La Mannoia vince la classifica dei superbig fuori gara

La competizione dei giovani è passata in secondo piano davanti alle nostre migliori voci: Fiorella, i Pooh, Morandi e Jovanotti ben accompagnato da Ben Harper

Il festivalone guarda alle stelle, nel senso di star. Ieri infatti la serata più magica, e di maggior richiamo ha convogliato all'Ariston un bel manipolo di super-ugole, i cosiddetti superospiti, parallelamente ai giovani che si contendevano la vittoria nel loro settore. Sarà riuscita la presenza di Morandi, Jovanotti, dei Pooh, della Mannoia, di Giorgia a risollevare i mesti indici di ascolto di questa kermesse? Non sarà il vostro critico a porsi il problema, convinto che non sono i grafici dell'Auditel a stabilire la qualità di un evento artistico. Qualità che ieri ha toccato livelli decisamente alti, partendo dalla fragrante esibizione di Giorgia, e arrivando a quella, ogni sera più emozionante, di Loredana Berté, mal gradita ai soliti discografici - non tutti, però - ma fraternamente accettata dai suoi colleghi.

Giorgia, dunque. Vinse a mani basse il festival del '95, cantando Come vorrei, autore Eros Ramazzotti, e sbaragliando perfino l'agguerritissimo Gianni Morandi di In amore. Da allora l'artista romana è maturata assai, depurando il suo stile da quegli eccessi di tecnicismo che non giovava alla spontaneità, e arricchendo di colori la sua bellissima voce. Eccola dunque cesellare, nientemeno, la gershwiniana The man I love (e pazienza se al festival della canzone italiana cantare italiano sarebbe forse più appropriato) con assorta sobrietà e preziose mezzevoci, eppoi rendere omaggio a Luigi Tenco con una affettuosissima Se stasera sono qui, cucinata da Pippo Caruso in sapida salsa jazz. Che altro resta al critico, se non assegnare alla bravissima artista un buon 7 e mezzo?

Poi avanza sul palco Jovanotti. E il discorso si capovolge: non siamo in presenza d'un grande cantante, ma certamente d'un grande autore. Che nel suo ultimo album coniuga il suo sguardo di lucido chiosatore della realtà d'oggi con vibrazioni poetiche mai come oggi intense e con un dominio del linguaggio mai così pieno: pop, melodie cantautorali, rap, rock in felice amalgama. Della quale ieri Jovanotti ha offerto un duplice, eloquentissimo esempio: prima con Fango, complice la chitarra preziosa d'un dolcissimo Ben Harper, poi con A te, madrigale commovente: due validi motivi per non negare al cantautore toscano un sonante 8.

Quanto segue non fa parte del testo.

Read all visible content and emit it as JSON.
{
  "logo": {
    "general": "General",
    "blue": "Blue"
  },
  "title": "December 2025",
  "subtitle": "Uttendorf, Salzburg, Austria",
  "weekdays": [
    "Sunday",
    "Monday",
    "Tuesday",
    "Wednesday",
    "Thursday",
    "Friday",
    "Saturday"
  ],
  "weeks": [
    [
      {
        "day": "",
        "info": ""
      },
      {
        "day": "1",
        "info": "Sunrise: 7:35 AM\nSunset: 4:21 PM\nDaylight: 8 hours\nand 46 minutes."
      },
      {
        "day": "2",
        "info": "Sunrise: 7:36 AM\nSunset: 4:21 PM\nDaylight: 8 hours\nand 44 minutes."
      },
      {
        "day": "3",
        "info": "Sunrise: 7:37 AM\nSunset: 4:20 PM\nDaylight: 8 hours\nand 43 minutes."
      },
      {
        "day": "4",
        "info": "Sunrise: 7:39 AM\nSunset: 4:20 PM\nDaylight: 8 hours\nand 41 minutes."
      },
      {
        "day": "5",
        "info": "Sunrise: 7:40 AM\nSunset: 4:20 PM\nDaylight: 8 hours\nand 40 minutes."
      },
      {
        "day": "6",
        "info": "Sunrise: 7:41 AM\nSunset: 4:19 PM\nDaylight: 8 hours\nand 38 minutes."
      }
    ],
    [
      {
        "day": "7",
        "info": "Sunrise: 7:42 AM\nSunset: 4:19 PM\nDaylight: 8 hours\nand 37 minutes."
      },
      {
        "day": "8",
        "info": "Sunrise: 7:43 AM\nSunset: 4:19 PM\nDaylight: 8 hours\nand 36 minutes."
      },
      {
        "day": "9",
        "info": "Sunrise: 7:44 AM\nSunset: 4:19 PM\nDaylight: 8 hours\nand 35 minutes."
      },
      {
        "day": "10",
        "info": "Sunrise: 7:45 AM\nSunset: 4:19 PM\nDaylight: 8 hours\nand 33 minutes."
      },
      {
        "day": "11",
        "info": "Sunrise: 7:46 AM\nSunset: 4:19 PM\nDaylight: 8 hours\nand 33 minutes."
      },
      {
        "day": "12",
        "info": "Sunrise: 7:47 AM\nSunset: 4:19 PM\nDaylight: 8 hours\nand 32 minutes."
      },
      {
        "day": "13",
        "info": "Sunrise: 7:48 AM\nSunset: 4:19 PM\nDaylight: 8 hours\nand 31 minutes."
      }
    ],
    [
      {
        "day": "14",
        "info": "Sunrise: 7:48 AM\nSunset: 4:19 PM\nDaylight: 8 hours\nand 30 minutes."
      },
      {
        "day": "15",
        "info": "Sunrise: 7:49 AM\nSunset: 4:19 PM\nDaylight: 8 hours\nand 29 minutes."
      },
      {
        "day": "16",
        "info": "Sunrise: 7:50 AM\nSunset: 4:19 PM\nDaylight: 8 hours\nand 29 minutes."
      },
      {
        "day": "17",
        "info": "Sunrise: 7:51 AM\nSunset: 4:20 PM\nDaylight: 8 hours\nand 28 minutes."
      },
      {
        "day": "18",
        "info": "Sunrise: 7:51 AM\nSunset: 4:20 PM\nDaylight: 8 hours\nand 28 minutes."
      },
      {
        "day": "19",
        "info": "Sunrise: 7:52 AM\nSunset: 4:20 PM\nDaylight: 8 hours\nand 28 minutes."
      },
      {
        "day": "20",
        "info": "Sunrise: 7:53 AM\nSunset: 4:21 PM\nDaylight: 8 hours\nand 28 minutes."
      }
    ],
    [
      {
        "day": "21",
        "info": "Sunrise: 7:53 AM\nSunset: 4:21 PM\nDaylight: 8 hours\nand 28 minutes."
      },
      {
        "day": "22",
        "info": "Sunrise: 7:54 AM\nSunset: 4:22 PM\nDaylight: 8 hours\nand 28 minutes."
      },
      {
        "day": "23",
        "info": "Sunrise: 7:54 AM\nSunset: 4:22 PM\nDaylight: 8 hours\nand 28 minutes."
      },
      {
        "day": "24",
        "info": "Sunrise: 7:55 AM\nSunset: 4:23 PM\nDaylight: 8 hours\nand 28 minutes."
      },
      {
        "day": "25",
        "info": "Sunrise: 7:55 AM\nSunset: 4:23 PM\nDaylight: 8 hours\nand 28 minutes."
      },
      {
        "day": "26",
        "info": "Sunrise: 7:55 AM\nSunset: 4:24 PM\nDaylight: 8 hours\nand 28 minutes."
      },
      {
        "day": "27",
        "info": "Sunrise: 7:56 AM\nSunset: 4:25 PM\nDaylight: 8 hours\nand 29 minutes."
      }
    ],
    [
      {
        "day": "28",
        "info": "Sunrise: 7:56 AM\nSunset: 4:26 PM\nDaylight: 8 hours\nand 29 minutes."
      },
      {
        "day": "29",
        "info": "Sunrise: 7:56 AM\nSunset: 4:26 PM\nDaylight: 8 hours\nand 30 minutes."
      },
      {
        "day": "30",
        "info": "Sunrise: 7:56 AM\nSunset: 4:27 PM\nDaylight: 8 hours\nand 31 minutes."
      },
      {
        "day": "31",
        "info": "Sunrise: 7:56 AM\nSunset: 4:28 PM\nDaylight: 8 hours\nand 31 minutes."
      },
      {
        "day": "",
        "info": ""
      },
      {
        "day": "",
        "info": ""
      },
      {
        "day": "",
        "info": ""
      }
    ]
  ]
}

E arriva quindi Fiorella Mannoia, che non cantava a Sanremo dall'88, quando interpretò da pari sua Le notti di maggio, autore Ivano Fossati. Da allora il suo repertorio si è allargato dai massimi cantautori fino alla musica brasiliana. E il suo assoluto talento d'interprete «che canta le nostre canzoni - mi disse un giorno De Gregori - come se le avesse scritte lei», ha trovato splendida conferma, ieri, in due capolavori come Io che amo solo te di Endrigo e Sally di Vasco. Le neghereste un 8 e mezzo? Io no.

Come non lo negherei a Gianni Morandi, che lunedì aveva aperto il festival con una sognante versione di Volare, di Modugno, e ieri ha una volta ancora sedotto il pubblico con quella verve giovanile che non teme il correre degli anni, quella vocalità sempre più raffinata, quella genuinità da figlio del popolo che dalla preistoria di Fatti mandare dalla mamma - autore Enriquez e arrangiatore Morricone, due futuri premi Oscar - non l'ha mai abbandonato, e sono trascorsi quarantacinque anni.

Infine i Pooh, che al festival c'erano stati nel '90, vincendolo con Uomini soli, pagina capitale d'una quarantennale carriera di artigiani del pop. Ieri hanno incluso quella canzone in un medley di successi: professionali, immutabili, bravi cantanti e strumentisti perfetti. Da 7 con lode, almeno.